When discussing the a3 project with colleagues, the first question that comes to mind is often how do you trust the verifier? Indeed, we observed how the model under Copilot CLI could barter and cheat, producing just enough code to pass unit tests, but not enough to be resilient. Our prototype undeniably contains shortcuts that would not pass a quality code review. But, we have harnessed a3-python by taking the approach of translation validation: verify the output of the verifier; and fighting AI slop with AI slop: aggressively generate code, then subject everything to adversarial testing.

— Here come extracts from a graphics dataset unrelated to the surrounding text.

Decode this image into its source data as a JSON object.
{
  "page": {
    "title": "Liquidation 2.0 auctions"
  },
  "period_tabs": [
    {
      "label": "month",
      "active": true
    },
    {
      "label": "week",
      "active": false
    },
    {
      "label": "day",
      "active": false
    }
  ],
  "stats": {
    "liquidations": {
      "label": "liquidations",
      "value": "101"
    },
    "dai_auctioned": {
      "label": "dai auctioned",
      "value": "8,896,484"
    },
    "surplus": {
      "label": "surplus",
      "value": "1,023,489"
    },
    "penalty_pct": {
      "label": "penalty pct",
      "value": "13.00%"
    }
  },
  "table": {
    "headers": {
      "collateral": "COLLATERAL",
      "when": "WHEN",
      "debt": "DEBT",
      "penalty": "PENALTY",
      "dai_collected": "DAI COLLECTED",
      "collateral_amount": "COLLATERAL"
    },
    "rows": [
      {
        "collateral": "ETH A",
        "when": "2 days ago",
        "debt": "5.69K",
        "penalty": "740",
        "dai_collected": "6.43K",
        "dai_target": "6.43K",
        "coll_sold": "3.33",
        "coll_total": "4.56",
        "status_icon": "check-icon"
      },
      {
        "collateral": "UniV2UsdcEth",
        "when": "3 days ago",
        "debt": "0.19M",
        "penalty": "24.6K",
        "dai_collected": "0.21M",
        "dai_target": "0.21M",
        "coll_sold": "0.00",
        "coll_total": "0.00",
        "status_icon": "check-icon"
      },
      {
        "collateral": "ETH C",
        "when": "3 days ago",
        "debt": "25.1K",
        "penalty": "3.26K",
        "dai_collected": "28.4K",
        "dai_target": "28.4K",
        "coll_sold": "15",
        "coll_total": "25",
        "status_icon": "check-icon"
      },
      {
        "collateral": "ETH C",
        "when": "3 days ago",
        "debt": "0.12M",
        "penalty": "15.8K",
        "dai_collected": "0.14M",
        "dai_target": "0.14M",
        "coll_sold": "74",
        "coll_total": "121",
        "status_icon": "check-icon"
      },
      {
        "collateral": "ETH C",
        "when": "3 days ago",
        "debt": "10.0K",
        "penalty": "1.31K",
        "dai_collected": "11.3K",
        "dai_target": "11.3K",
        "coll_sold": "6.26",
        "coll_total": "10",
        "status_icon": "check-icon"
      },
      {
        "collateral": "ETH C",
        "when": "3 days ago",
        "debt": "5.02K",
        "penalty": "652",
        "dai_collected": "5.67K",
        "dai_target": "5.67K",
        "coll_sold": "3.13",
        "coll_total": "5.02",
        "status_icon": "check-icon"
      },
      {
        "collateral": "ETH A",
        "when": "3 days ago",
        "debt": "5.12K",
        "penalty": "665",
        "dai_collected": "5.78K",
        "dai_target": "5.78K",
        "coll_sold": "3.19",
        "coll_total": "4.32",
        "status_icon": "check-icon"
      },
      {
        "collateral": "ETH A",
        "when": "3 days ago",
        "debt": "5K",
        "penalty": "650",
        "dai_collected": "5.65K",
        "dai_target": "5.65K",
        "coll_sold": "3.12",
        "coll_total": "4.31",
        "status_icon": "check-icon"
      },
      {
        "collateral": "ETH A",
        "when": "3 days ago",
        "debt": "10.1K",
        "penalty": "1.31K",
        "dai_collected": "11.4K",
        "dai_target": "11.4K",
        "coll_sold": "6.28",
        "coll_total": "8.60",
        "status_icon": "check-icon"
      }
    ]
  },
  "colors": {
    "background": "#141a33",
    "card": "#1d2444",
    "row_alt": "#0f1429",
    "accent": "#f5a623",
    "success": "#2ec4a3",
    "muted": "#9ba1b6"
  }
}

It fights slop at three levels:

Theoretical slop AI-generated theory is forced through explicit semantics and proof obligations.
Implementation slop Analyzer claims are checked against tests, concrete runs, and refinement loops.
Operational slop Alert floods are collapsed by static filters before LLM triage and human review.

So yes, this is AI slop vs AI slop, but not symmetrically.

Upstream AI expands hypothesis space.
Midstream formal/static machinery prunes it brutally.
Downstream agentic AI handles the hard residue.

That asymmetry is what makes it useful.

The ease to mix and match programming languages, symbolic backends, to import axioms, and integrate neural verdicts, suggests a new era for program verification: create custom verification engines that target domain specific needs, whether specific languages or integration with libraries. So far we extracted prototypes static verifiers for Python and Rust. They were created as offsprings of a factory prompt that facilitates specialization to all mainstream programming languages. A practical difficulty with maintaining large systems that invoke proprietary protocols is that developers who understand coding may be disjoint from subject matter experts in library behavior and disjoint from architects. The potential for a3 goes beyond finding common classes of Python coding errors, but to bring deep understanding of intent to static verification.